Images: (top left) HESS: High-performance Earth System Simulator, a 768-core cluster run by ARC for Profs. King and Zhou; (top right) isosurface of temperature from a creeping convection calculation in a spherical shell applicable to the interior of Mercury (see King, 2008); (left) schematic view of the interior of the Earth.

Geodynamics: At the pressures and temperatures of planetary interiors, silicate rocks deform by creeping viscous flow. In the Geodynamics Group at Virginia Tech we are trying to understand questions such as why does Earth have plate tectonics while other planets do not?; what is the fate of  subducting slabs?; what is the cause of intraplate volcanism?; how have the Earth and other planets changed through time?

So why do planets deform?  Ultimately the energy that drives plate motions on Earth, mountain building and volcanic activity comes from the cooling of the interior.

How do we study planets?
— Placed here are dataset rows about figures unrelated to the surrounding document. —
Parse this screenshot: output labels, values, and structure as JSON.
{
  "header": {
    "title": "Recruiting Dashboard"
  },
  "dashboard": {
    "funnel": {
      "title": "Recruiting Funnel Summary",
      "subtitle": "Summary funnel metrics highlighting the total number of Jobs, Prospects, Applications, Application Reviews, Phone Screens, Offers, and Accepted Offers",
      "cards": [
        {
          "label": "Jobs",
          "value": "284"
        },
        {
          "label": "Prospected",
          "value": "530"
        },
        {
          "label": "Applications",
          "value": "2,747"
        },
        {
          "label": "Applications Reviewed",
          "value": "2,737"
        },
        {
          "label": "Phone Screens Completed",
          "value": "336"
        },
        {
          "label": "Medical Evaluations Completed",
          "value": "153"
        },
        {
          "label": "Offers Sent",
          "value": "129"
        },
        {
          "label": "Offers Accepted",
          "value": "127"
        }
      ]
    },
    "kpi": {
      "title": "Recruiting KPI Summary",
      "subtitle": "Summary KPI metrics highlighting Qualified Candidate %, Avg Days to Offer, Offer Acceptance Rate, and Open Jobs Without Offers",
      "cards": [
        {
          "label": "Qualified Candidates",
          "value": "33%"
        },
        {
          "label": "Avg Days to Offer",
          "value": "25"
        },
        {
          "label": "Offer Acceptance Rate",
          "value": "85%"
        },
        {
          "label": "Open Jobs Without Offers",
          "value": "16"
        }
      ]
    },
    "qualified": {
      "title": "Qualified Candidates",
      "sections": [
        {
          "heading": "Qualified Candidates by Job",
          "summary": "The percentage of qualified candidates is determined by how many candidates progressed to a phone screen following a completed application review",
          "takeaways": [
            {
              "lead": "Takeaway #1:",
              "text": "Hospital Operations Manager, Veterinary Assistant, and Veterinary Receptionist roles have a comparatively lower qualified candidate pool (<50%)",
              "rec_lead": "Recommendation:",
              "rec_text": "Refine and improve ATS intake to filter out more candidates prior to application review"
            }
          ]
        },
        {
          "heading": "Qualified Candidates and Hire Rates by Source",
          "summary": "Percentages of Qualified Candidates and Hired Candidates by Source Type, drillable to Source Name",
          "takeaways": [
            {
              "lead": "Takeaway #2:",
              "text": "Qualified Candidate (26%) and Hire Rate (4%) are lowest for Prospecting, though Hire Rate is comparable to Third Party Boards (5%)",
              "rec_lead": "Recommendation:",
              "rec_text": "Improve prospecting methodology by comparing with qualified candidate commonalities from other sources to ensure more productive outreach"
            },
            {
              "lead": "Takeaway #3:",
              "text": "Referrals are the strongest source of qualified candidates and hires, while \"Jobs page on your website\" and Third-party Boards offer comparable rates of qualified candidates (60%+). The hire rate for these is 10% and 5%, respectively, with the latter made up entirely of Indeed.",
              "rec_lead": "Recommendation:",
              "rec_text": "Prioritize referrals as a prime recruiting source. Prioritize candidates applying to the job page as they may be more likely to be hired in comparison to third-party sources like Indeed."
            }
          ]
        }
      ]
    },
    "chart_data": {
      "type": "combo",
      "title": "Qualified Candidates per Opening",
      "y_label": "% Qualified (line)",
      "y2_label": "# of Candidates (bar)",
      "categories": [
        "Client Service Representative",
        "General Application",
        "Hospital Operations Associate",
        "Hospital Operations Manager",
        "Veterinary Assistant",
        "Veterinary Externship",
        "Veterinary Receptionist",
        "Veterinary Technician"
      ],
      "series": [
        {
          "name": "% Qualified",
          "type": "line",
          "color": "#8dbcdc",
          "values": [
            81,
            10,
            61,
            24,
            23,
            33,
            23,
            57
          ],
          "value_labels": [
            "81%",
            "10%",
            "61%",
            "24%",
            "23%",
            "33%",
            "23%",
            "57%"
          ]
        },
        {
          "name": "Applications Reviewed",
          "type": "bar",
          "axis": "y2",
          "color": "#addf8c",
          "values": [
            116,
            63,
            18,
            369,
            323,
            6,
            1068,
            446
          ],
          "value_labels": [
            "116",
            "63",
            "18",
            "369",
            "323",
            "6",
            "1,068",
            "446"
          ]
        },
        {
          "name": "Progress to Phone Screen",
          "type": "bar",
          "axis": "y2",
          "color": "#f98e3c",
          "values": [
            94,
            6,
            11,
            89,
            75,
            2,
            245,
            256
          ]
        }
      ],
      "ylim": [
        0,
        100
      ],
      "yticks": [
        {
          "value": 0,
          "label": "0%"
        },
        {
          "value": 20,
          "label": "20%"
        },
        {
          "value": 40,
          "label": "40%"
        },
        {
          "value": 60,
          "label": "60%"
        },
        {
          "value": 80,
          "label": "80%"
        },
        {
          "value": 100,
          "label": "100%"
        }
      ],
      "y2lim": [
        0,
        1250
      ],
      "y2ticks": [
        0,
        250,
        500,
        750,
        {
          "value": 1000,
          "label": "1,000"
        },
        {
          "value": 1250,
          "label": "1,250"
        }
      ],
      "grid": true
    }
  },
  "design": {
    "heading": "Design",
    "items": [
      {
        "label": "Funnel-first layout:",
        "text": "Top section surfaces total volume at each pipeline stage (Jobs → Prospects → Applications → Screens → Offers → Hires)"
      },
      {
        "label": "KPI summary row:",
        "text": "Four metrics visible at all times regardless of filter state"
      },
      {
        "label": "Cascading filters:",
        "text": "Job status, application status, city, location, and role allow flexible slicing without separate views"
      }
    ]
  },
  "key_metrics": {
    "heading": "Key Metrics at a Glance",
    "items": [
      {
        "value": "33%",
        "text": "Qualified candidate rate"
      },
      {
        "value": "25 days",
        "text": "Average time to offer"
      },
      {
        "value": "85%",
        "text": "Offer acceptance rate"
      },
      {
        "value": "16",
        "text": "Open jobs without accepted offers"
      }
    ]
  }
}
The computer is our research laboratory and we use mathematical and numerical models to understand how motions within the planet, driven by buoyancy due to cooling, cause surface deformation, volcanism, and in the case of Earth, drive plate tectonics.  The observations we use to test these models include: gravity, seismic velocity anomalies, topography, heat flow, volcanism, plate motions, geochemical anomalies, and electromagnetic fields.

This is a challenging interdisciplinary research endeavor that requires collaboration with many other researchers in earth and planetary science.